One such approach, the $k$NN-LM, interpolates any existing LM's predictions with the output of a $k$-nearest neighbors model.
We empirically measure the effectiveness of our approach on two English language modeling datasets.
- Score: 65.74934004876914
- License: http://arxiv.org/licenses/nonexclusive-distrib/1.0/
- Abstract: Retrieval-enhanced language models (LMs), which condition their predictions
on text retrieved from large external datastores, have recently shown
significant perplexity improvements compared to standard LMs.
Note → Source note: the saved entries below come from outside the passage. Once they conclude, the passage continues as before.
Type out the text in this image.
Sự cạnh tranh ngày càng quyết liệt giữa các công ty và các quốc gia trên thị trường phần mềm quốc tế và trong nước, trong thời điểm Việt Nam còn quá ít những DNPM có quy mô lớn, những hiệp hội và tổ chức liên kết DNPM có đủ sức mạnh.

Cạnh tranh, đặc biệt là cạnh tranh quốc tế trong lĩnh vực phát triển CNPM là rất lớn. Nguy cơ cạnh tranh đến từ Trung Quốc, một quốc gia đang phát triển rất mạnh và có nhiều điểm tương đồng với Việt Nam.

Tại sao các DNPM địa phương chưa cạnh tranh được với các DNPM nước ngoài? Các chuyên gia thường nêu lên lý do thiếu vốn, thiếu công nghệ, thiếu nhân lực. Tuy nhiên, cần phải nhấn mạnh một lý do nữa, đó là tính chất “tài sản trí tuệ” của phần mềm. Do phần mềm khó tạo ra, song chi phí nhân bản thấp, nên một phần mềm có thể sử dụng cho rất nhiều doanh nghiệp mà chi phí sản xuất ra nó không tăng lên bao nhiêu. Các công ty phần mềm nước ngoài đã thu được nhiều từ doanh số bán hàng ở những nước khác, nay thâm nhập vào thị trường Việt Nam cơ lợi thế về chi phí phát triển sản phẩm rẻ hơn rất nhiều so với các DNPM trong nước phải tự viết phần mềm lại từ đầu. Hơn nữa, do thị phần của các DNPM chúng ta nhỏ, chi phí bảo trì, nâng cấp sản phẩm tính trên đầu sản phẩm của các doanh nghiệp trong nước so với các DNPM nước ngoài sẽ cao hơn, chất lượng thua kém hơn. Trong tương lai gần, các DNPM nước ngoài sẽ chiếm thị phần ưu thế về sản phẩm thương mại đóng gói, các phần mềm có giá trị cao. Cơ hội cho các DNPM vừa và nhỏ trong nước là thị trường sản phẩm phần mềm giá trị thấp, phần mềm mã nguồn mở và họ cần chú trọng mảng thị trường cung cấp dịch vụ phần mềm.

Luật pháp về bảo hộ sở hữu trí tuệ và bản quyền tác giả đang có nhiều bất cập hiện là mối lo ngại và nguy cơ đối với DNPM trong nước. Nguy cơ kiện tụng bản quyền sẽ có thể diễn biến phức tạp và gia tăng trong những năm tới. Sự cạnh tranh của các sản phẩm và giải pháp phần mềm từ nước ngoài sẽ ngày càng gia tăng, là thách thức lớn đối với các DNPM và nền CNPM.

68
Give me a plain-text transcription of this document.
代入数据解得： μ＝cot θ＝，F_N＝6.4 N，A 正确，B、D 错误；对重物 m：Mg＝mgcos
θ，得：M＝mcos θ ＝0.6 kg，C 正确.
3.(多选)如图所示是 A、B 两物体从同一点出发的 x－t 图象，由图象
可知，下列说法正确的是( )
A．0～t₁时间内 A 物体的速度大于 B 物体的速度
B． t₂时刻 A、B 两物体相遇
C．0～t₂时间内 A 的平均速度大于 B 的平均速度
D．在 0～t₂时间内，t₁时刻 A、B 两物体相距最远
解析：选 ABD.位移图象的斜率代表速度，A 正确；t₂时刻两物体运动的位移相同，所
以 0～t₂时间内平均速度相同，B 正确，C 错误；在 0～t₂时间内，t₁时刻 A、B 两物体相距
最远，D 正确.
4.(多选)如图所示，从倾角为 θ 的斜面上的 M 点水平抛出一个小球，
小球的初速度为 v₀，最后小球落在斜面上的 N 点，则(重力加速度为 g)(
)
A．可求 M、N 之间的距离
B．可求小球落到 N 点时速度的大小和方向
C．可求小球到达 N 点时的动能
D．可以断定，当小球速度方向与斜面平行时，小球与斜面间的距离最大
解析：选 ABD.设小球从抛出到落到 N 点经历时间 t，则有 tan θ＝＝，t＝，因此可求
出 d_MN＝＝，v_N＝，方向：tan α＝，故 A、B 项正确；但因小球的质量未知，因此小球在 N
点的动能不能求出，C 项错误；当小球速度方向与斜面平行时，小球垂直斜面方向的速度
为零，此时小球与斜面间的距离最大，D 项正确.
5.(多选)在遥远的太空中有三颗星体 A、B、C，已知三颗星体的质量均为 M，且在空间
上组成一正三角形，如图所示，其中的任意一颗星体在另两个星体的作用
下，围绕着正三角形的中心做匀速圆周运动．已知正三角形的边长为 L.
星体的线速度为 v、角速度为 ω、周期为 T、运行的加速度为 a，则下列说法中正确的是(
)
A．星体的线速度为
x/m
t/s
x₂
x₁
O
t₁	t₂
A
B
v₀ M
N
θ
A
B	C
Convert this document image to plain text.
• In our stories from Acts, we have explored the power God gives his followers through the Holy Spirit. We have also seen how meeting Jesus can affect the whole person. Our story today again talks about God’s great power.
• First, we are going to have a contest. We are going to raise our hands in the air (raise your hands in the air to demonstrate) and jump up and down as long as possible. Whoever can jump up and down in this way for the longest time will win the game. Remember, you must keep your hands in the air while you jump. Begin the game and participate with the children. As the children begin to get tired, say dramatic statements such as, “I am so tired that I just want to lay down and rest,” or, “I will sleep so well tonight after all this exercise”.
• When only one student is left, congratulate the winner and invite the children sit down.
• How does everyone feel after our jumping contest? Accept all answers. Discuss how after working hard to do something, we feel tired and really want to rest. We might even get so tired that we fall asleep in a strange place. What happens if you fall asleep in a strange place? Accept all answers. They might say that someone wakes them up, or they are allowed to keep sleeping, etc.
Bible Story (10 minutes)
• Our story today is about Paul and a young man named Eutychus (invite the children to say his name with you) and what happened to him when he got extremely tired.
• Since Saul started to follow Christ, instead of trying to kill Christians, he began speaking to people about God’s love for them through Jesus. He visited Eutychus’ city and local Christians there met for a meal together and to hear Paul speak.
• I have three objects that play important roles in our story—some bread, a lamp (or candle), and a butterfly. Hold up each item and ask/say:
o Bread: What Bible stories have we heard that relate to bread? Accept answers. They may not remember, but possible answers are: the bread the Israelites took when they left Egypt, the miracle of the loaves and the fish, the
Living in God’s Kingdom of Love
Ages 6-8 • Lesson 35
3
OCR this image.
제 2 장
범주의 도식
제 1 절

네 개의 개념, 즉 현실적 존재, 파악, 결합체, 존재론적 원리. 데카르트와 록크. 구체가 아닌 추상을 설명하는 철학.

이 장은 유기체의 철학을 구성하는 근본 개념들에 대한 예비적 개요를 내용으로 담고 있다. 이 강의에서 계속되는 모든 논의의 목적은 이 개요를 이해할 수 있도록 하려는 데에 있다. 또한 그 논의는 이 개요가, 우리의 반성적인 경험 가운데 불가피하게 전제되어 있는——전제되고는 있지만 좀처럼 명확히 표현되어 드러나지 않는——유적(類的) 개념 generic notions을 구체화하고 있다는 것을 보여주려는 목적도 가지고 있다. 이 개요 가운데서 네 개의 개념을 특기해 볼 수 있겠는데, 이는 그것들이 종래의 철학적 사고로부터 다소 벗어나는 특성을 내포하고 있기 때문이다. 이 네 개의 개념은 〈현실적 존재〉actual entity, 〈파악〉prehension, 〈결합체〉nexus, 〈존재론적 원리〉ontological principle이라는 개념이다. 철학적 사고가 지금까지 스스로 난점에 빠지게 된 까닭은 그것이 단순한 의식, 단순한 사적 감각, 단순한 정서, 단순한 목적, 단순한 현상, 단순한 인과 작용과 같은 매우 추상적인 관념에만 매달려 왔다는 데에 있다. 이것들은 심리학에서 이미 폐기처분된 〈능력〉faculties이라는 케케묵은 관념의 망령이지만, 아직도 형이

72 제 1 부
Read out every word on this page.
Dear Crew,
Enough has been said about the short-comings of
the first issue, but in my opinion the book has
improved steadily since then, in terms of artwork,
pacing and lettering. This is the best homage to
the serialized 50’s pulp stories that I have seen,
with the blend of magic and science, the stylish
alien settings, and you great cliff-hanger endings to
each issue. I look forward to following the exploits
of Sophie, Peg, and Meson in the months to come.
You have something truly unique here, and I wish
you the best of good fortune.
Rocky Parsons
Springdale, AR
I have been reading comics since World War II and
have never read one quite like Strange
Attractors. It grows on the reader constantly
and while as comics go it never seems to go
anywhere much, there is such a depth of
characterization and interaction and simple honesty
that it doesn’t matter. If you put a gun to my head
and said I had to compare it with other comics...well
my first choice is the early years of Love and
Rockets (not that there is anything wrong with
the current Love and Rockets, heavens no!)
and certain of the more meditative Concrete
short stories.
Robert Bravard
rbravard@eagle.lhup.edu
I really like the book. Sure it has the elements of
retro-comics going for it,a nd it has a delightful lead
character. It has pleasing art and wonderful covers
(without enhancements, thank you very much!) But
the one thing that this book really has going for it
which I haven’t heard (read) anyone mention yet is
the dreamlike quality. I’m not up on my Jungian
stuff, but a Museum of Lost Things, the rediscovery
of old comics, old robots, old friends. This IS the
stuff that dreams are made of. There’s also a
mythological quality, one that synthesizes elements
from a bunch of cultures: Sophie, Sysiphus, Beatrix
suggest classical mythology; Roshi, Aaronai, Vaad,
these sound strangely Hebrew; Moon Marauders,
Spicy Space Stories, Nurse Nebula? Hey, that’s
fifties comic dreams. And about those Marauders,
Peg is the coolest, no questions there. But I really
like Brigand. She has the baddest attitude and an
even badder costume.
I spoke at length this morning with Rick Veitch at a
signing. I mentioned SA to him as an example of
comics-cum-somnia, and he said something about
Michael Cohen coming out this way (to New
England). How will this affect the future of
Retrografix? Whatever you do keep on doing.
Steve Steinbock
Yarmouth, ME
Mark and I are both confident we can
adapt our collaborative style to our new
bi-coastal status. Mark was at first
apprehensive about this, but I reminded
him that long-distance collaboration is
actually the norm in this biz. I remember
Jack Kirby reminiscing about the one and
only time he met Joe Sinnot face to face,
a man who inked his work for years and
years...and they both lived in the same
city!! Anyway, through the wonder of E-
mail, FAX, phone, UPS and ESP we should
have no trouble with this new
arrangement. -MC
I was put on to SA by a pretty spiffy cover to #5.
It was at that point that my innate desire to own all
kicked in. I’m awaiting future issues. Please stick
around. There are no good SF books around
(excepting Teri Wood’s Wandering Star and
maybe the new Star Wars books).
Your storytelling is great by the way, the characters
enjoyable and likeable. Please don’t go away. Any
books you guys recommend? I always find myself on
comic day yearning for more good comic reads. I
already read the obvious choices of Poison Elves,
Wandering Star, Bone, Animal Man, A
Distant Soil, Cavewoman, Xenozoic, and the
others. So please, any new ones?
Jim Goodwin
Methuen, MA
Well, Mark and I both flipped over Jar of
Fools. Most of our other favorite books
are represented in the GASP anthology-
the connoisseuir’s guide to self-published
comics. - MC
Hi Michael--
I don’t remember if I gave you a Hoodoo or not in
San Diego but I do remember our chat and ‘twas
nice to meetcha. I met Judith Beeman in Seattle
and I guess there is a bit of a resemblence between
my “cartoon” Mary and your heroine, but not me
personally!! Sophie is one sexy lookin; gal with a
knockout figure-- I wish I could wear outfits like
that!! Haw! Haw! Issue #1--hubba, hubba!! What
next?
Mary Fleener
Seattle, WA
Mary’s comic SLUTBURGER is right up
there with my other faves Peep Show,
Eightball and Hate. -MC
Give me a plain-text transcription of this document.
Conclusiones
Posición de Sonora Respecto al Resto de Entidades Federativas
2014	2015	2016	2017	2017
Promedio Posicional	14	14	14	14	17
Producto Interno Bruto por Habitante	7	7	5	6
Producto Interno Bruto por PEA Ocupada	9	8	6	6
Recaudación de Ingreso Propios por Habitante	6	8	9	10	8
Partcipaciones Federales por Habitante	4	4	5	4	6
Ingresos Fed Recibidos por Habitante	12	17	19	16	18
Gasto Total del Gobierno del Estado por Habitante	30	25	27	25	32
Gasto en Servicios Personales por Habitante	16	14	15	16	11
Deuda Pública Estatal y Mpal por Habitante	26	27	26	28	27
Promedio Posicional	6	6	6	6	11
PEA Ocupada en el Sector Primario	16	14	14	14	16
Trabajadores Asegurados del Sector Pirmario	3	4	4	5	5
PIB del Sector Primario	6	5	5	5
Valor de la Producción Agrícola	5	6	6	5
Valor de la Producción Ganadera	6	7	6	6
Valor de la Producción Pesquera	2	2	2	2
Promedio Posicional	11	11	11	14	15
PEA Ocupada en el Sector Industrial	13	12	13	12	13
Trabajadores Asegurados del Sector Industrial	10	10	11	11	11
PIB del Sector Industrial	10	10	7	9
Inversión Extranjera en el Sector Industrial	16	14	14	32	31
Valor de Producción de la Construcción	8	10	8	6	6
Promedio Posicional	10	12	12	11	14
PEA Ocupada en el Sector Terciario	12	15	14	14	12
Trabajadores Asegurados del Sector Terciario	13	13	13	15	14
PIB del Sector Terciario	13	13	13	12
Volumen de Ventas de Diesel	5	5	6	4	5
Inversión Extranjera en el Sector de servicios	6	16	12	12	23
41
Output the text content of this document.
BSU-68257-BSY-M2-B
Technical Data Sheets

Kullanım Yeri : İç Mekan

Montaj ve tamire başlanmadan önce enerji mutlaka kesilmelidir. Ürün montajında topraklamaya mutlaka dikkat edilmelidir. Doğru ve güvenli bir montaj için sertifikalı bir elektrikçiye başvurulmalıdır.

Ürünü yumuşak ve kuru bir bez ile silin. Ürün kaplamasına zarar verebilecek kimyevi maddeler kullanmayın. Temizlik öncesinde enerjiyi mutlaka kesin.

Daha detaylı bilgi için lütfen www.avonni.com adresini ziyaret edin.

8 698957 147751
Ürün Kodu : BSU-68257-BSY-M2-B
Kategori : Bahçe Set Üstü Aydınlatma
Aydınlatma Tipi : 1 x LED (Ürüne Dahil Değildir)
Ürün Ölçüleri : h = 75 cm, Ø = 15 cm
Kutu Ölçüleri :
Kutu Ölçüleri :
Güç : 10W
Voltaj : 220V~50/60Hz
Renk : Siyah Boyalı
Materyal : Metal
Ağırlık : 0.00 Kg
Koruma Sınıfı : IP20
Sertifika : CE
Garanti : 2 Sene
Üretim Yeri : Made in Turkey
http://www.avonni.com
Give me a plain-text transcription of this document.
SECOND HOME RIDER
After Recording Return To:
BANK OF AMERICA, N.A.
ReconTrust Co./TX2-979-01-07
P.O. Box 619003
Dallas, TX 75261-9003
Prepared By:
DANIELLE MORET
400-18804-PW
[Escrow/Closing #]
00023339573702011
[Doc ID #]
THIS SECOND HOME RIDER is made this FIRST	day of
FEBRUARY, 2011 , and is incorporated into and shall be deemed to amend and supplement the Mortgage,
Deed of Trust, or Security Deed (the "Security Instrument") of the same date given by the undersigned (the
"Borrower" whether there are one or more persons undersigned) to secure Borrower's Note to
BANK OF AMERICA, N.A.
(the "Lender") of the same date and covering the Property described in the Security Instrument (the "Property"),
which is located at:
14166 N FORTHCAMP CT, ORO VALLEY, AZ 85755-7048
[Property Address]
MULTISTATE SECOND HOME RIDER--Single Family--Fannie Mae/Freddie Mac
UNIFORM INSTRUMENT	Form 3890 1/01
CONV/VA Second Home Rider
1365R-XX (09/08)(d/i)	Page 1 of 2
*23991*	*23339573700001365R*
One such
approach, the $k$NN-LM, interpolates any existing LM's predictions with the
output of a $k$-nearest neighbors model and requires no additional training. In
this paper, we explore the importance of lexical and semantic matching in the
context of items retrieved by $k$NN-LM. We find two trends: (1) the presence of
large overlapping $n$-grams between the datastore and evaluation set plays an
important factor in strong performance, even when the datastore is derived from
the training data; and (2) the $k$NN-LM is most beneficial when retrieved items
have high semantic similarity with the query. Based on our analysis, we define
a new formulation of the $k$NN-LM that uses retrieval quality to assign the
interpolation coefficient. We empirically measure the effectiveness of our
approach on two English language modeling datasets, Wikitext-103 and PG-19. Our
re-formulation of the $k$NN-LM is beneficial in both cases, and leads to nearly
4% improvement in perplexity on the Wikitext-103 test set.